In the 60s of the last century Teplice was almost at the verge of ecological disaster. Intensive mining activities of the North Bohemian Coal Mines reached to the very town. Unfavourable dispersion conditions threatened the inhabitants of the world-famous town with increasing frequency. The first student demonstrations against the air and land pollution in autumn 1989 broke out here in Teplice. After the Velvet Revolution Teplice could finally breathe freely again.
But let us return for a moment back into the past. What was the religious life of the Czech Protestants in this spa town?

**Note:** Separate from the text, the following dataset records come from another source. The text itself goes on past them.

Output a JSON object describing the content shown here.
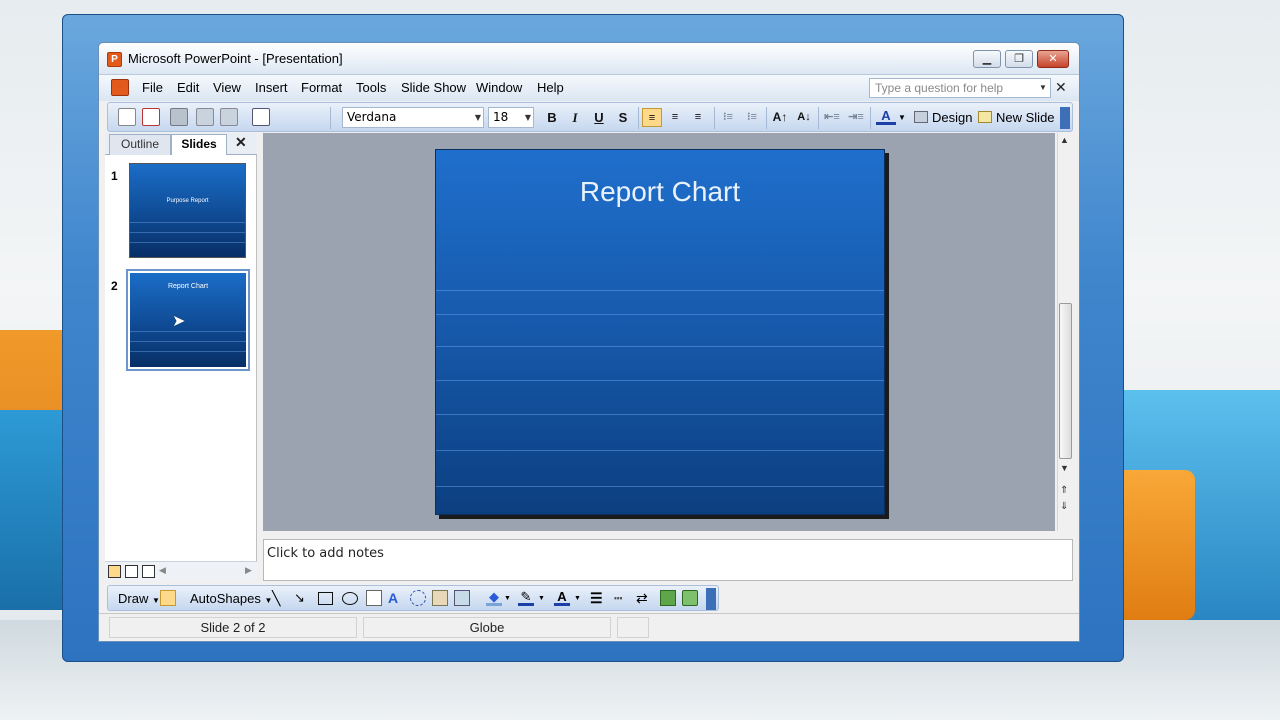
{
  "window": {
    "title": "Microsoft PowerPoint - [Presentation]",
    "app_icon": "powerpoint-icon",
    "controls": [
      "minimize-icon",
      "restore-icon",
      "close-icon"
    ]
  },
  "menu": {
    "items": [
      "File",
      "Edit",
      "View",
      "Insert",
      "Format",
      "Tools",
      "Slide Show",
      "Window",
      "Help"
    ],
    "help_placeholder": "Type a question for help"
  },
  "toolbar": {
    "font": "Verdana",
    "size": "18",
    "bold": "B",
    "italic": "I",
    "underline": "U",
    "shadow": "S",
    "design_label": "Design",
    "new_slide_label": "New Slide"
  },
  "panel": {
    "tabs": [
      "Outline",
      "Slides"
    ],
    "slides": [
      {
        "number": "1",
        "title": "Purpose Report"
      },
      {
        "number": "2",
        "title": "Report Chart"
      }
    ]
  },
  "slide": {
    "title": "Report Chart"
  },
  "notes": {
    "placeholder": "Click to add notes"
  },
  "drawing": {
    "draw_label": "Draw",
    "autoshapes_label": "AutoShapes"
  },
  "status": {
    "slide_info": "Slide 2 of 2",
    "design_name": "Globe"
  },
  "colors": {
    "accent": "#1f6fcc",
    "selected_tool": "#ffd98a"
  }
}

The difficult task to build individual preaching stations in the North Bohemia fell to the congregation in Krabčice. Thanks to the tireless work of the local preachers, in 1899 the Czech Reformed preaching station was established in the suburbs of Teplice (today it is its town part Trnovany). After World War I many new members came and in the year 1926 a congregation of the Evangelical Church of Czech Brethren (ECCB) was established in Teplice-Trnovany. Its first minister was Eugen Zelený. The congregation seat was transferred to Teplice in 1934. A plot next to the congregation building was bought and in 1938 a church in the functionalist style designed by architect Miloslav Tejc started to grow here.
Before it could be finished, the Second World War started. The German Evangelical Church had its congregation in Trnovany and during the war the Czech Protestants were also allowed to meet in their Art-Nouveau church from the year 1905. When the war finished, the members of Teplice congregation could use this church; they however preferred to finish the building of “their own” church. It was officially opened on 1st January 1948. (The German church in Trnovany had a sad fate: it became a warehouse, then it burned and in 1974 it was demolished).
Teplice congregation of the ECCB has been using its church for more than 60 years and remembers with a gratitude all who contributed to its construction in the hard recent years and enjoys a rich congregation life, as it is enabled by the congregation facilities with a nice garden.